Anthea Pichanick se joint au groupe dans le Nisi dominus, d’un timbre chaud et profond de contralto. La chanteuse est tout d’abord remarquable par son aisance à vocaliser. Son émission est simple, à l’image de sa posture stable très concentrée sur la partition. Elle varie la fréquence de son vibrato en usant d’une voix droite pour faire ressortir les dissonances avec les instrumentistes. Les cordes introduisent le fameux Cum dederit d’un phrasé détaché sur lequel la chanteuse déploie des notes tenues qu’elle semble toutefois peiner à produire sur la longueur, en témoignent ses reprises d’air fréquentes. La langueur du sommeil évoquée dans ce verset par le rythme ternaire de sicilienne est en quelque sorte prise au pied de la lettre par la contralto. Elle reste dans une nuance piano, alors que les instrumentistes intensifient la montée chromatique, et atténue les fins de phrase jusqu’à devenir quasi inaudible. Elle se ressaisit dans le verset suivant Sicut sagittae, les flèches étant illustrées par de brillantes vocalises. Une des originalités de Vivaldi est de commencer le Gloria par un larghetto intimiste, permettant ainsi au premier violon l’expression d’un beau phrasé, alors que traditionnellement l’acclamation et la gloire de Dieu sont exprimées de façon virtuose.
Les sept instrumentistes : deux violons, un alto, un violoncelle, une contrebasse et deux théorbes interprètent un Concerto pour ensemble à cordes d'Evaristo Felice Dall’Abaco, compositeur et violoniste vraisemblablement influencé par Vivaldi, ainsi que l’Allegro alla francese du Concerto RV 117 du maître. La formation de chambre très exigeante n’autorise aucun défaut d’attaque et d’ensemble. La cohésion de phrasé, l’équilibre des timbres et la réalisation de nuances subtiles contribuent à effacer les quelques imperfections audibles.

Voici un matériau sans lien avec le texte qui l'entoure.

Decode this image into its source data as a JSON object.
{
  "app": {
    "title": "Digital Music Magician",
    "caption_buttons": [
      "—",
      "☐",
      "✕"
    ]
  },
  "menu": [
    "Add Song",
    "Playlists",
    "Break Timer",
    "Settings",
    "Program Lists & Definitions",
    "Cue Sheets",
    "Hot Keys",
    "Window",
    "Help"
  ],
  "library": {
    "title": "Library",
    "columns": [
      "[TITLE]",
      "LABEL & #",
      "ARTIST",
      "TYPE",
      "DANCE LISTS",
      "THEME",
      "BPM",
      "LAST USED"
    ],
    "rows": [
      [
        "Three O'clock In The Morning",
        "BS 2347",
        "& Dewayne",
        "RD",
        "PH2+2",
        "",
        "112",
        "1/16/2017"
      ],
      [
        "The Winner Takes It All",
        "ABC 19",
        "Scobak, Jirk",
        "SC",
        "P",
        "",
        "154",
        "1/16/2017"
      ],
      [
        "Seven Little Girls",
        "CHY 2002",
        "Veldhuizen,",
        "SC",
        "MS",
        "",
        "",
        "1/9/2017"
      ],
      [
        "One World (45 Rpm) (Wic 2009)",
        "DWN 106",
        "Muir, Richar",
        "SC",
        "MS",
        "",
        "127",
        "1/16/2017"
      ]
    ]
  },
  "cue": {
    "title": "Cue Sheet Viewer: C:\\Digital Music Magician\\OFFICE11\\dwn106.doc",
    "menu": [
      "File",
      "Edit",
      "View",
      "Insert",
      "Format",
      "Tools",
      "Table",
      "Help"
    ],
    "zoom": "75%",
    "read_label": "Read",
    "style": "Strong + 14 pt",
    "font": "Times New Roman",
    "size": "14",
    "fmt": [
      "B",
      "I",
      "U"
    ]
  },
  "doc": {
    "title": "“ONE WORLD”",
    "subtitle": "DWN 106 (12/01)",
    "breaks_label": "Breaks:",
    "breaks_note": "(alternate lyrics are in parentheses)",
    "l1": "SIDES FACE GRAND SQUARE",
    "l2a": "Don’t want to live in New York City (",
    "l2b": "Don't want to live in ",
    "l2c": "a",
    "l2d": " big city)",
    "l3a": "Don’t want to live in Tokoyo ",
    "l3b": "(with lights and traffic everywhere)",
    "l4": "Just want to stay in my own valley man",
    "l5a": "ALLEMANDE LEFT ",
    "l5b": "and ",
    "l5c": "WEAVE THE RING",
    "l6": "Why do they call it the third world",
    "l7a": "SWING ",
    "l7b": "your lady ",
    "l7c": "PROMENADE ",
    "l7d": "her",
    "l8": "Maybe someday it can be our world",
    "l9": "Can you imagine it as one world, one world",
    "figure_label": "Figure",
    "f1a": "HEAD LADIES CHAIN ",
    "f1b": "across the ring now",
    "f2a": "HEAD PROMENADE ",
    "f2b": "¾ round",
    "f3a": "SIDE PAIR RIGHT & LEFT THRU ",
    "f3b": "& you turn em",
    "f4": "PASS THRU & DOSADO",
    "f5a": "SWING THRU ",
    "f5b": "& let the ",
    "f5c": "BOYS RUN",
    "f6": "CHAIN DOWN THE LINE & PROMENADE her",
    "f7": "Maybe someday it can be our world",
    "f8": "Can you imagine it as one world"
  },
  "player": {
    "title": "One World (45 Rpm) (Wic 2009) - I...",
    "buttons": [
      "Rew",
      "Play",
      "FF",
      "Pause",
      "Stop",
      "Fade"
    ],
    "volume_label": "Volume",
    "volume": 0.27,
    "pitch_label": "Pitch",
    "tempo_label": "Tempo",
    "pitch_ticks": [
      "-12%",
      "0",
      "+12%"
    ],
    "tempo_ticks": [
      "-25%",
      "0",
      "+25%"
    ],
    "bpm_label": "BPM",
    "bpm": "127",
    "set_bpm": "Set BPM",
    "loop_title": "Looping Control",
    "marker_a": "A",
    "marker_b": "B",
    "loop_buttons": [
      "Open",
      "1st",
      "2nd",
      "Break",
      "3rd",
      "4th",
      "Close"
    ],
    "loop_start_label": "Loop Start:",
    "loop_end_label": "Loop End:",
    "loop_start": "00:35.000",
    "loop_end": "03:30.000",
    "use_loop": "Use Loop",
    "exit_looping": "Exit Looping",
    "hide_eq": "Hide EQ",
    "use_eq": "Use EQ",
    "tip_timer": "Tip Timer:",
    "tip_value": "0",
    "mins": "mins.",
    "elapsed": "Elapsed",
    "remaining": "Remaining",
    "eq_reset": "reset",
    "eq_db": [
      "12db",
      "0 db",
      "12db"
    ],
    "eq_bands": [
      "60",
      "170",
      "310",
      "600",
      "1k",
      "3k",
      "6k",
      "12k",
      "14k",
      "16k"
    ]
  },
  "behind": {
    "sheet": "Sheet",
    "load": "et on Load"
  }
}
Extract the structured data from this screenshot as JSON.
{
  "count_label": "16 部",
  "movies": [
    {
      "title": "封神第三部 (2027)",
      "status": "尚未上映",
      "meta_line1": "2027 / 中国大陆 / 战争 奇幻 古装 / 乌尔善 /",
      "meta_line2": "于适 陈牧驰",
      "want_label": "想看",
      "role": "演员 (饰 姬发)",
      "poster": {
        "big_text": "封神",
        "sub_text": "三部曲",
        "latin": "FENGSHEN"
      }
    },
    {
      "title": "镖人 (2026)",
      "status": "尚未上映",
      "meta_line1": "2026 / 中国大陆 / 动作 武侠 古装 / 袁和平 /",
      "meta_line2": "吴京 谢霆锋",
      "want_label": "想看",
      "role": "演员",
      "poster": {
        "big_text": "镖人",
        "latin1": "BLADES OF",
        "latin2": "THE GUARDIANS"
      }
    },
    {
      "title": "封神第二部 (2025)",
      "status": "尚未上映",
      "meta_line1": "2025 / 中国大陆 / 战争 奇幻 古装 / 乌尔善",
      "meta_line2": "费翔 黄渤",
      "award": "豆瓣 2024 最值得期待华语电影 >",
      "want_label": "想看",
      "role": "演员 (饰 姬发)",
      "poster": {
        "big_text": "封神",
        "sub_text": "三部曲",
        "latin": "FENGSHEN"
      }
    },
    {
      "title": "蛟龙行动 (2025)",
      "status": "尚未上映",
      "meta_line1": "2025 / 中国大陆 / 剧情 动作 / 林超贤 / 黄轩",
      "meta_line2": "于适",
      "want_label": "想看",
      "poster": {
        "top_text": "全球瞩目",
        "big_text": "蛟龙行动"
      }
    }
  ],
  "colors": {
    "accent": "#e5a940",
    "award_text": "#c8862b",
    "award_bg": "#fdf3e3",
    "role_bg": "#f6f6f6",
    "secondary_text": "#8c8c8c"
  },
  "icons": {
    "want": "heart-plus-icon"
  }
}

Le prestige musical de Venise attire également de nombreux compositeurs dont Caldara, vénitien de naissance qui termine sa carrière vice-maître de chapelle de la Cour impériale de Vienne. Cette fonction favorisa une production d’œuvres sacrées très importante et des extraits de l’oratorio Maddalena ai piedi di Cristo sont interprétés ce soir. Des personnages tels que l’amour terrestre dialoguent autour de Marie-Madeleine assistant au supplice du Christ. L’intensité musicale et dramatique soutenue entraîne la chanteuse à théâtraliser quelque peu son interprétation en prenant du recul par rapport à la partition et en s’adressant au public plus directement. Ses vocalises percutantes fusent dans « Voi, del tartaro » et « Orribili, terribili ». Ses graves sont produits délicatement, sans effet de poitrine dans l’extatique « In lagrime stemprato ». Cependant l’acoustique de l’Oratoire du Louvre ne permet pas une interprétation trop délicate, le son finissant par s’amenuiser et disparaître en fin de phrase. La contralto surprend dans « Dormi, o cara » en se glissant dans le son des cordes sur une note tenue partant véritablement du silence, mais elle ne parvient pas à intensifier le dramatisme et semble plus à son aise dans la virtuosité.
La cantate de Vivaldi « Cessate, omai cessate », très souvent interprétée par les contre-ténors ou les voix graves féminines, alterne récits et airs, l’un exprimant la douleur de l’amant délaissé et l’autre la colère. Bien qu’Anthea Pichanick, excellemment entourée d’instrumentistes engagés, intensifie son investissement, se permettant quelques gestes expressifs, émettant des sons graves magnifiques, vocalisant parfaitement, le résultat sonore reste contenu, sans grand éclat. Le public applaudit sagement la prestation qui ne génère qu’un seul bis, un air repris de la cantate de Vivaldi.